Prize: $2,000 Team members: Bolin Ding, Xiaokui Xiao, Kuntai Cai, Ergute Bao Hometown: China Affiliation: National University of Singapore; Alibaba Group Background: We are people who are interested in differential privacy, including computer scientists and PhD students. What motivated you to participate?: Differential privacy is a promising direction which raises a lot of attention of the community. We want to dive into differential privacy and particularly, we want to know how far away we has explored in this field. Summary of approach: We query the histogram of the dataset and use two denoising methods to postprocess the histogram. Block-matching and 3D filtering (BM3D) tries to denoise by finding common patterns in the histogram. Graph total variation regularization (GTVR) tries to denoise using the smoothness of the histogram. We believe that common patterns and smoothness are important features for temporal data. ### Duke DP Team Place: 5th Prize:$1,000

Team members: Johes Bater, Yuchao Tao

Hometown: St. Louis, MO; Shanghai, China

Affiliation: Duke University

Background:

We are from the Duke privacy group and we study security and privacy.

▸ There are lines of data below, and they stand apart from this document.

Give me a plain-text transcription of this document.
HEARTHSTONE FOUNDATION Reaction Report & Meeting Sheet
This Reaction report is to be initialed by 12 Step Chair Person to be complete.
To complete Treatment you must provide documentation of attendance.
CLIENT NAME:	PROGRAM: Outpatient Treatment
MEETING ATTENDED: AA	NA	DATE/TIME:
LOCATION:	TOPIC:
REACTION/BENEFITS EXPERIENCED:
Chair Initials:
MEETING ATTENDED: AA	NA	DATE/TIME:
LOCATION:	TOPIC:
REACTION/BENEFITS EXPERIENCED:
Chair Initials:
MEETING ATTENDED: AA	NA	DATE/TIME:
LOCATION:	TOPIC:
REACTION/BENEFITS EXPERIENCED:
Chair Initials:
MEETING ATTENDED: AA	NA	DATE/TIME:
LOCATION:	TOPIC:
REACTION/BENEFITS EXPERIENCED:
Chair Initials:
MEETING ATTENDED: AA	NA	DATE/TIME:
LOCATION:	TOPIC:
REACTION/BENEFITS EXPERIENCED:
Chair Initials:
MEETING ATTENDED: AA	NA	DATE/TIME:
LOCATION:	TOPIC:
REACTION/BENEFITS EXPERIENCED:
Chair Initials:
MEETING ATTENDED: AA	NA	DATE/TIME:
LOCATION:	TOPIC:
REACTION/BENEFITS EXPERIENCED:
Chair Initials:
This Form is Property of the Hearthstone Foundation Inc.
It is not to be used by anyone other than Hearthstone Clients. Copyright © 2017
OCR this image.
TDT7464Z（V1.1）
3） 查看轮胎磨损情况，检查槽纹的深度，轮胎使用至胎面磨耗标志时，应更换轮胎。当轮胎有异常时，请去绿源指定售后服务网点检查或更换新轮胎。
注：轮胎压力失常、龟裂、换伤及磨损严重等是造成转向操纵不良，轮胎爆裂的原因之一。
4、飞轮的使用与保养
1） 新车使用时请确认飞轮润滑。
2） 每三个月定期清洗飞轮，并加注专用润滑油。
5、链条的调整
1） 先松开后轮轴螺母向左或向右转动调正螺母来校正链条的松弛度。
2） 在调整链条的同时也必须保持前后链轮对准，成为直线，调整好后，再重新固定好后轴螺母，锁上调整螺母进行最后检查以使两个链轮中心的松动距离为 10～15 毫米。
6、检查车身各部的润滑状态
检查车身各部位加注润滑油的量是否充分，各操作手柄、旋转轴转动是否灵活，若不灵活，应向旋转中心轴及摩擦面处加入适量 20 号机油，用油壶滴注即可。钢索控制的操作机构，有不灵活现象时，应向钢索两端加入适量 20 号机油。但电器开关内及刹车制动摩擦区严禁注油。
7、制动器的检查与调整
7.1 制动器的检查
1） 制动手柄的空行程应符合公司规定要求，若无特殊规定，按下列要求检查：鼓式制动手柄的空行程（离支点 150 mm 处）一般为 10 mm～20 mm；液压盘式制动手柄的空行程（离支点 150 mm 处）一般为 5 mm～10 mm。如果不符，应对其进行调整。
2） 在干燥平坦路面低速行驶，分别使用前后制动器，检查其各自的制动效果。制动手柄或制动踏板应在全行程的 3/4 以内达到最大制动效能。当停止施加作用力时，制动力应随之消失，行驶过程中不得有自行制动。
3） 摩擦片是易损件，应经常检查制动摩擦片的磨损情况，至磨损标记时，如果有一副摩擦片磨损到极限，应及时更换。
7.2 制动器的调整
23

What motivated you to participate?:

It’s a good chance to see how privacy technologies can be applied to real problems.

Summary of approach:

Our approach is decomposed into two steps: truncation and reweighting. Truncation is to ignore the incidents that are not in the significant bins learned from the public 2019 data. Reweighting is to reweight each remaining incident so that the total weight associated with each sim_resident is only a constant gamma. The global sensitivity thus is reduced to gamma, so adding laplace noise to each bin with scale gamma / epsilon will satisfy the \epsilon-DP requirement. The value of gamma is chosen carefully to balance the bias from truncation.

### Progressive Prizes

Finally, congratulations to Duke DP Team, 3401 Walnut, Minutemen, and DPSyn_S who each won a $1,000 progressive prize this sprint! As a reminder, progressive prizes are awarded part-way through each sprint to four eligible teams with the best scores to date, with precedence given to solutions that are pre-screened as satisfying differential privacy. Don't forget, submissions are now open for Sprint 2. Head over to the competition for your chance to tackle a new problem and win$39,000 in prizes. Good luck!

Thanks to all the participants and to our winners! Special thanks to NIST PSCR for enabling this fascinating challenge!